"Kau tahu kan, dirimu adalah seorang istri dari Farid, kok bisanya menerima ajakan kak Afdan sih?" gerutu Amira melalui sambungan telepon. Anna menghela napas panjang. Dia memijit pelipisnya yang terasa sakit. Anna menghardik dirinya, dia sangat bodoh, seharusnya dia tidak menerima ajakan kak Afdan, pikirnya kemudian.
"Saat melihat Salma, aku jadi sangat kesal!"
"Makanya waktu kak Afdan menelepon aku, langsung saja aku iyakan hal itu," jelas Anna.
"Jadi, malam ini kamu benar-benar akan makan malam dengan ibu kak Afdan?" Anna mengigit bibir bawahnya.
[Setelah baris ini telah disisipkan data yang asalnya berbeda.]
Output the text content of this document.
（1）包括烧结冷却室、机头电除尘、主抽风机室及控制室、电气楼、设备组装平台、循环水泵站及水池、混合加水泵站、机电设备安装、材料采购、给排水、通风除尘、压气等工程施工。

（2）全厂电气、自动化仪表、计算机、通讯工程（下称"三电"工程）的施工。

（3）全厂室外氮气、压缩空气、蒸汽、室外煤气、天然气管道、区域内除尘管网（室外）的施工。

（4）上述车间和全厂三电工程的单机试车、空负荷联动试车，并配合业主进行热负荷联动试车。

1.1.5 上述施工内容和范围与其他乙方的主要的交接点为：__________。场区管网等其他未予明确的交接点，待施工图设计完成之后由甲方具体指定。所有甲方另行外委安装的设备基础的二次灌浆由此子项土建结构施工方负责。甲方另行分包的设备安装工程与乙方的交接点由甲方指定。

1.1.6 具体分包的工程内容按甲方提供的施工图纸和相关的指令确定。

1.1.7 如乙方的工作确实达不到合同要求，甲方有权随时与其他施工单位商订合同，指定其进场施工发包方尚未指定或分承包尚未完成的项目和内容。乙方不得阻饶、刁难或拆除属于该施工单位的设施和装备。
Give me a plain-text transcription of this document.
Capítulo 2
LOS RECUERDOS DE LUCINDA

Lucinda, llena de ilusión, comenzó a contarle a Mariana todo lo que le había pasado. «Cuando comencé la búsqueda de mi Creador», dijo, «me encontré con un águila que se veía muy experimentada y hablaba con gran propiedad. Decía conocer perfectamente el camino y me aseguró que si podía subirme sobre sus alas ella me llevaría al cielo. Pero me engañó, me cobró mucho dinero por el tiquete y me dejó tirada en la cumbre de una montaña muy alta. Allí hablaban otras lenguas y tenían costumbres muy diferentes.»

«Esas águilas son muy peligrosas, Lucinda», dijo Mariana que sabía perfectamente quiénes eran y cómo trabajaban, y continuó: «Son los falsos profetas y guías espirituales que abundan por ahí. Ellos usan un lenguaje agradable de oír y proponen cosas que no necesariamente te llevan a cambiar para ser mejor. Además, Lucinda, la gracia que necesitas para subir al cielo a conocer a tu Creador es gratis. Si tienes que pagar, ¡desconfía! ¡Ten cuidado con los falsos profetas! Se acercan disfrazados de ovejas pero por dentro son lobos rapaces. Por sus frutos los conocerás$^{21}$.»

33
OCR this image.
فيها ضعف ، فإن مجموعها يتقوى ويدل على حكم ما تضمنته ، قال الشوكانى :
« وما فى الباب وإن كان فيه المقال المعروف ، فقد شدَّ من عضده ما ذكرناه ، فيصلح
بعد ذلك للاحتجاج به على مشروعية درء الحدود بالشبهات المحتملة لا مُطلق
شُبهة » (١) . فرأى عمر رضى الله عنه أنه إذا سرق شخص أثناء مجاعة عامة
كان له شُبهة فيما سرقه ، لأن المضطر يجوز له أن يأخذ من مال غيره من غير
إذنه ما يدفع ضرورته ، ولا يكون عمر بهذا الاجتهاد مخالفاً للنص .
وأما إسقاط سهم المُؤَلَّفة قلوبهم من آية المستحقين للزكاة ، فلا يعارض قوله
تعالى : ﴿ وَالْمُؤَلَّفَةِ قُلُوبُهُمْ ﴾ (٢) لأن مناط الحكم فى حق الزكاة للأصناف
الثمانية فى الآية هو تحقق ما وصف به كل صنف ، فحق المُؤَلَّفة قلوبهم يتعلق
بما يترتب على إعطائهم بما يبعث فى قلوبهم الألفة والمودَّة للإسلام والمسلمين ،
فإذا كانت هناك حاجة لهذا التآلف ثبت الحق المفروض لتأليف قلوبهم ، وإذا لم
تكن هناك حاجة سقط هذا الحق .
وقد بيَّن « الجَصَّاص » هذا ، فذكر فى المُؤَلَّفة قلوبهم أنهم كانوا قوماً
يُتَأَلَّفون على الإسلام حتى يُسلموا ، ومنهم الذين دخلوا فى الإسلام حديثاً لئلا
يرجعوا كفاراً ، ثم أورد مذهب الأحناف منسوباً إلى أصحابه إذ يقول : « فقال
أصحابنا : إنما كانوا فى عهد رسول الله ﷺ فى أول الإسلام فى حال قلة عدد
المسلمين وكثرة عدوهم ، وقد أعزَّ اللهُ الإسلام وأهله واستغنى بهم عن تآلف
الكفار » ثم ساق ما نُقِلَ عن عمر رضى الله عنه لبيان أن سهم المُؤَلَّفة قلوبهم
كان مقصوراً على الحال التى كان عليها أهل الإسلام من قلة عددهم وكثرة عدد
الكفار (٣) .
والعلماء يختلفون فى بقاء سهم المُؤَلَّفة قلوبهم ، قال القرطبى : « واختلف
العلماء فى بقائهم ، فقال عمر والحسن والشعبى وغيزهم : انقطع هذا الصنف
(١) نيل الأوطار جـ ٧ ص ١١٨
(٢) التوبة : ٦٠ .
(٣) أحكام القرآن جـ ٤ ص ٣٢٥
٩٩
Dia sangat bingung.
"I-iya satu jam lagi dia akan datang menjemput," ucap Anna masih ragu. Deru napas Amira jelas terdengar melalui sambungan telepon.
"Kalo suamimu tahu, bagaimana?" sergap Amira kemudian. Anna mengusap wajahnya secara kasar. Persoalan Farid tahu atau tidak, Anna tidak memusingkan hal itu. Tapi, dia memikirkan bagaiamana jika kak Afdan mengajaknya serius dalam berhubungan.
"Pelan-pelan, kamu harus menjelaskan hal ini kepada kak Afdan," seru Amira kemudian. Anna sudah berjanji kepada dirinya, dia akan menjelaskan semua ini kepada kak Afdan. Anna akan jujur bahwa dia dan Farid sudah menikah.
"Semoga berjalan lancar," ucap Anna kemudian. Perempuan itu mematikan sambungan telepon.
Anna berdiri dari sisi ranjang tempat tidurnya lalu berjalan menuju lemari yang dilengkapi cermin yang besar.
"Seharusnya aku jujur dari awal, mengapa harus mempersulit hidupku sendiri?" sahut Anna melalui sambungan telepon. Perempuan itu menatap gamis cokelat yang akan dipakainya untuk bertemu ibu kak Afdan.
Klek~
Pintu terbuka tiba-tiba. Spontan Anna memundurkan tubuhnya beberapa langkah. Dia melihat Farid sedang berdiri di ujung sana.
"Kau belum tidur?"
"Biasanya jam segini sudah tidur," ucap lelaki itu. Anna menatap kantongan besar yang sedang dibawah suaminya.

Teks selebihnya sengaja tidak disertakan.